September 14, 2018

3 Keys to Superior Apartment Photography

Posted by Jake Meador

 

Apartment photography is one of the rare marketing tactics that is truly universal in our industry.

If you manage a dozen units around town, all duplexes, you won't have Google My Business listings for your properties. You probably aren't making enough money, yet, to think much about Google or Facebook ads either.

In fact, you may not even need a website for a portfolio that small, which means you also probably won't be using video. But even a company this small will have a use for photography so that they can advertise on sites like Craigslist.

Of course, the need for photography doesn't go away if you get bigger—it grows, in fact. Once you have large communities, you'll need photography for Craigslist but you'll also need it for a website, for the Google My Business listing, and maybe even for some remarketing ads through Google's Display Network.

You're never too small to need good apartment photography, and you will never outgrow the need for good apartment photography.

In this post, we want to talk through three basic things to consider as you are shooting and editing photos of your properties.

Apartment Photography Composition

In photography, "composition" refers to how you arrange the elements of the photo within the frame. In other words, it is about what you fit into the frame of the photo and how you position yourself relative to it when taking the photo.

Composition is a huge concern with apartment photography for a few reasons:

  • It is important that you capture as much of the unit as you can in your photography so that prospective residents know what to expect.
  • If an image is poorly composed, it can dramatically change how a room is perceived in a photograph.
  • Well-composed images can give the room a larger, more welcoming feel.

To illustrate how this works in practice, let's look at a few before and after examples. These are all examples from our own work. The "before" images are ones taken by a community's leasing staff; the "after" images are taken by Rentping media professionals: 

photography_before_after_3.jpg

In this image, the main problem with the "before" photo is that the photographer was simply trying to do too much. He or she tried to shoot both the kitchen and living room space at the same time. The result is that the image feels cramped (note all the things that get cut off at the edge of the photo) and you actually miss a lot of detail from the living room—the door going outside plus the doorway into another room.

photography_before_after_4.jpg

This photo, meanwhile, has a different sort of composition problem. This photo is not fitting enough into the frame.

It seems like the photographer was thinking "I need a picture of this stove" instead of "I need a picture of the kitchen." So he or she took a photo with the stove in the center of the frame, which means that a lot of the kitchen is left out entirely. The sink is cut off along the edge of the frame and the dishwasher is not even present in the image at all. There is also far less visible counter space in the first photo. This framing also makes the kitchen seem smaller.

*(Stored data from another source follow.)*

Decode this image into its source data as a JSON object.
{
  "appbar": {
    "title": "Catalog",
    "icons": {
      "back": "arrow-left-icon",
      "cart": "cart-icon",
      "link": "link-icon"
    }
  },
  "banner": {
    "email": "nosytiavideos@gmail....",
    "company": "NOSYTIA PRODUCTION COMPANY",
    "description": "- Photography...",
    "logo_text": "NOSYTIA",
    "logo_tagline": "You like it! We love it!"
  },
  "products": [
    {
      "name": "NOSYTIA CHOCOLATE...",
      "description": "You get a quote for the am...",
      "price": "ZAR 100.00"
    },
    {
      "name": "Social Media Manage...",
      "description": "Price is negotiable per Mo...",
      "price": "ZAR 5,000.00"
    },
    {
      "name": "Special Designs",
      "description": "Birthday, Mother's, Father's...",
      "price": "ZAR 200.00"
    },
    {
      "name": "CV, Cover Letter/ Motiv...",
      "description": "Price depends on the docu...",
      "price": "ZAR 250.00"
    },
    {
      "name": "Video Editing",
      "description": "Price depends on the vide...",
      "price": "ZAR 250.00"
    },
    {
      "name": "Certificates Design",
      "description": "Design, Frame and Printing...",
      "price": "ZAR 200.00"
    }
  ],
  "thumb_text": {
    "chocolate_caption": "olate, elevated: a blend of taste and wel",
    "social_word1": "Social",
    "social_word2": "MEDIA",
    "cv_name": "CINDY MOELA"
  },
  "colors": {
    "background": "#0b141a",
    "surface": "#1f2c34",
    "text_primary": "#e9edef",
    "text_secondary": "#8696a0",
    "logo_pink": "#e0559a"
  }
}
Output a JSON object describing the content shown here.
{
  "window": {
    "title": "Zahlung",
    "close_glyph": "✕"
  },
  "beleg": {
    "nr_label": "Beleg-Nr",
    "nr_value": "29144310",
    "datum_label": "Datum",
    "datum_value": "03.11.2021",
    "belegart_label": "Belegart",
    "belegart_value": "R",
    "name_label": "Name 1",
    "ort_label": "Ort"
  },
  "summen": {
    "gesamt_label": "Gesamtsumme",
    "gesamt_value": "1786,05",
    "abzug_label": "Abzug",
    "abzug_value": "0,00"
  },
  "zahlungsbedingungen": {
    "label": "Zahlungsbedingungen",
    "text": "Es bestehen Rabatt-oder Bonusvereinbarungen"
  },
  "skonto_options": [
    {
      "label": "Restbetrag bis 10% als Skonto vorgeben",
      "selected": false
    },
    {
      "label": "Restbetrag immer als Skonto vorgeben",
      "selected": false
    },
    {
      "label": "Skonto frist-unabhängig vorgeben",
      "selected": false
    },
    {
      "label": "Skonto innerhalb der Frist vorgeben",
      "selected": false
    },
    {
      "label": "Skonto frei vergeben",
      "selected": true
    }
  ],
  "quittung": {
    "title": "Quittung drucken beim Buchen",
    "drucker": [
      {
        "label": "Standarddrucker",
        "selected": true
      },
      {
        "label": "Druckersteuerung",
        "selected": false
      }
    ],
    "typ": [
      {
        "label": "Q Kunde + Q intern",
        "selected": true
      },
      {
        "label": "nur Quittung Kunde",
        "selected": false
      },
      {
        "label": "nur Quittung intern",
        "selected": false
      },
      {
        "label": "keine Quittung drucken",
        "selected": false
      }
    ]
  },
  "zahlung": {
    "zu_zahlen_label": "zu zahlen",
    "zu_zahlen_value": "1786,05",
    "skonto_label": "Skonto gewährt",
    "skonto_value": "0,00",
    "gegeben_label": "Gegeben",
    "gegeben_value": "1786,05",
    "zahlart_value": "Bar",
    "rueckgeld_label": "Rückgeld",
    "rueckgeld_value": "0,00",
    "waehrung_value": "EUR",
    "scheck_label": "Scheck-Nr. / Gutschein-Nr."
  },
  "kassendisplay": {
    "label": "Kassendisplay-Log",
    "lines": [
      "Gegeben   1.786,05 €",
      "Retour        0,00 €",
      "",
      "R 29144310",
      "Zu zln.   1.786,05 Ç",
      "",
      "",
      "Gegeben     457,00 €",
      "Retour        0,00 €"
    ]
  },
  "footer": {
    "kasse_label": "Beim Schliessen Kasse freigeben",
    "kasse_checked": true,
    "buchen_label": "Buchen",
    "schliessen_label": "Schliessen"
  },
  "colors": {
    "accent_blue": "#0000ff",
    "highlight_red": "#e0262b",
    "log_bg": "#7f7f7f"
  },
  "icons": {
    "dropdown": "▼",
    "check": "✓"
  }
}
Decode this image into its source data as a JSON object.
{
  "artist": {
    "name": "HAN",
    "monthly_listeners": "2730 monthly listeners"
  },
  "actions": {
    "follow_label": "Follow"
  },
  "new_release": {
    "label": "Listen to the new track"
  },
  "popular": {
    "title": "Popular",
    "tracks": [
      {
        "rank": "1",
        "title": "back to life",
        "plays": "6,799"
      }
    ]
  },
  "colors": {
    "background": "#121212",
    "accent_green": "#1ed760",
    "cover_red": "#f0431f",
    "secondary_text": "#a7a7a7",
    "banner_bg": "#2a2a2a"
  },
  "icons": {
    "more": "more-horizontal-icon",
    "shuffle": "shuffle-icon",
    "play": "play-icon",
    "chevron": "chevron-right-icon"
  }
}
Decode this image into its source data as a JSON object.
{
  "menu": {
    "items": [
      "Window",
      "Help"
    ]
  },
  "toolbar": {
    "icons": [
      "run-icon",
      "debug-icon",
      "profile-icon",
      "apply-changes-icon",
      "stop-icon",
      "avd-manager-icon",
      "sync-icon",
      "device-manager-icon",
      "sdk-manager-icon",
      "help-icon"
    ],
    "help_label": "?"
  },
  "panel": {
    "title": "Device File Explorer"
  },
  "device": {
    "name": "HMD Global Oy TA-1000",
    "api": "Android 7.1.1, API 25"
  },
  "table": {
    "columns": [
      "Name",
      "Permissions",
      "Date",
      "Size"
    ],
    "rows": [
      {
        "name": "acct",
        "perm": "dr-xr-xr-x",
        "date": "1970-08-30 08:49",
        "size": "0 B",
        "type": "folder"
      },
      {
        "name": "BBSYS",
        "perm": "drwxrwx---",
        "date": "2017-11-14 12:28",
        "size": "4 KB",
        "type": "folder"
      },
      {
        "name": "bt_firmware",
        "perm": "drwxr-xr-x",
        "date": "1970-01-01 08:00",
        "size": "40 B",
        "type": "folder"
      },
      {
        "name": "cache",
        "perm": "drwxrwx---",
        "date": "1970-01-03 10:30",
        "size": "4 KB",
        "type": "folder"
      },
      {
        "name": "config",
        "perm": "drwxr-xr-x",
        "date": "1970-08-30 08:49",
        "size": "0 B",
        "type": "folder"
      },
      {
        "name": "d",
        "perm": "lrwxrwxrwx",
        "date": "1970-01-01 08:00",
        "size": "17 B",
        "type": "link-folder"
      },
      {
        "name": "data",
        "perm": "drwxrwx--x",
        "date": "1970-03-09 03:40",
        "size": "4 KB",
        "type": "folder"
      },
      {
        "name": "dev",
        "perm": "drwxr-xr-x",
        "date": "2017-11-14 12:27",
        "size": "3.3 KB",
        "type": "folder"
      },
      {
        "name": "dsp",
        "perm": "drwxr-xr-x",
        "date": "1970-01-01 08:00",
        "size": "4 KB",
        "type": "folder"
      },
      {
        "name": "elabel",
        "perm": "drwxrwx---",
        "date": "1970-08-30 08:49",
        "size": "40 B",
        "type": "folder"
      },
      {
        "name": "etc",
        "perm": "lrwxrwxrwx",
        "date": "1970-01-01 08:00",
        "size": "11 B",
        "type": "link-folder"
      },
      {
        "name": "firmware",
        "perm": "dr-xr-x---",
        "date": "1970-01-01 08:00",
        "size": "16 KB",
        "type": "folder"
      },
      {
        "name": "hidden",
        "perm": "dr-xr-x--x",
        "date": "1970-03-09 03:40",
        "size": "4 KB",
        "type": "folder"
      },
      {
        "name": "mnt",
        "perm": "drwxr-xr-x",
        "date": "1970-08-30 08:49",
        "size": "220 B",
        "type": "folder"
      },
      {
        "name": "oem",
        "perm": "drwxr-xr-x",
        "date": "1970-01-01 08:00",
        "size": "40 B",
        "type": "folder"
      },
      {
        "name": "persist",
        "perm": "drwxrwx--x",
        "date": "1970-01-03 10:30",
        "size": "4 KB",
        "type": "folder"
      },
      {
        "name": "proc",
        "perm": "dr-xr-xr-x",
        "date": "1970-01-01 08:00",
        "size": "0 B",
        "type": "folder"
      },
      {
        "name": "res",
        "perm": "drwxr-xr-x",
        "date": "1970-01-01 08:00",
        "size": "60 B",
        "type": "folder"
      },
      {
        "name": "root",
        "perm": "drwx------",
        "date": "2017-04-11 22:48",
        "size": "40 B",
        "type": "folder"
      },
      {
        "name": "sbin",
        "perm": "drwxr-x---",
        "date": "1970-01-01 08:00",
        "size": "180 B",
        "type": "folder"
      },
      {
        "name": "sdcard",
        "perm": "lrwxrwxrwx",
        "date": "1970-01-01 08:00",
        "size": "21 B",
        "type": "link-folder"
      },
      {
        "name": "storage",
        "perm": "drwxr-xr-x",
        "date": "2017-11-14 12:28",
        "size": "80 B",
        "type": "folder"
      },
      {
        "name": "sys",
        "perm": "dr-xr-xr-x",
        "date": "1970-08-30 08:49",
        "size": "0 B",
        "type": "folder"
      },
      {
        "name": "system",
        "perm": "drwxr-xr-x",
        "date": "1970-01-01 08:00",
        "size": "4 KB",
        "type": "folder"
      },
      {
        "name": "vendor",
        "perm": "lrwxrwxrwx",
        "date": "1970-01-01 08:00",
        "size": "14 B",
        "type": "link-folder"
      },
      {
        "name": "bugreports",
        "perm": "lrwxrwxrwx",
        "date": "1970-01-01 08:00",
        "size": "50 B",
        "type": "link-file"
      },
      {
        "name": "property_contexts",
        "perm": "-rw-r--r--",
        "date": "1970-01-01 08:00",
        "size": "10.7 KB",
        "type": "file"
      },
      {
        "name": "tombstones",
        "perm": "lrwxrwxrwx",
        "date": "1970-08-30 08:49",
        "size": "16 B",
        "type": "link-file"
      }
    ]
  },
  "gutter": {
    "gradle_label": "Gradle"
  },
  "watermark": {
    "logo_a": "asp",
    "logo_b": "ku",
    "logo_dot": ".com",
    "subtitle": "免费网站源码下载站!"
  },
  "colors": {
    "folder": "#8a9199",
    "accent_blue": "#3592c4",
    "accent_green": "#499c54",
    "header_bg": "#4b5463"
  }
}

So simply by composing the image poorly, the photographer has both left out key features in the kitchen and made the kitchen feel smaller and claustrophobic. This is why composition is so important in apartment photography. It can dramatically alter the way a prospective resident sees your community and their particular apartment.

Apartment Photography Lighting

Good composition is foundational for apartment photography. But composition alone will not help you if the lighting in your photos is bad. Here's a good example:

photography_before_after_5.jpg

In this case, the chief problem is almost certainly that the photographer was shooting the room with the light turned off. It's possible they wanted to rely on natural light and thought it would create a softer, more inviting feel to the room. Or maybe they were just in a hurry and didn't turn the light on. Either way, the photo is badly lit. The composition isn't great either, of course: You barely see the room at all. But even if they framed the photo more like the one on the right, it would still suffer from poor lighting.

Here is another example:

photography_before_after_6.jpg

Once again, there's a composition problem here, but note the lighting issues as well. In the right lighting, you can see that the room is bright and attractive with some very nice hardwood floors. In the dimmer lighting, however, the room looks old, dingy, and the floors don't shine out as they do in the properly lit photo.

Lighting can make your community look bright, friendly, and new or it can make it look dreary and dumpy. You need to get it right—it may even be worth investing in some professional lighting equipment depending on your situation.

Apartment Photography Conditions

Finally, we need to talk briefly about the conditions when you shoot your photos. For exterior photos, you'll want to shoot on a sunny day if at all possible. Shooting in the summer is also preferable to shooting during winter because you'll have green grass and trees in bloom.

Depending on the room you're shooting inside, you may also need to consider outdoor lighting when shooting interiors—if a room has a lot of windows, the light conditions outside could impact the quality of the light inside. Though not as important as composition and lighting, outdoor conditions can influence your photography as well.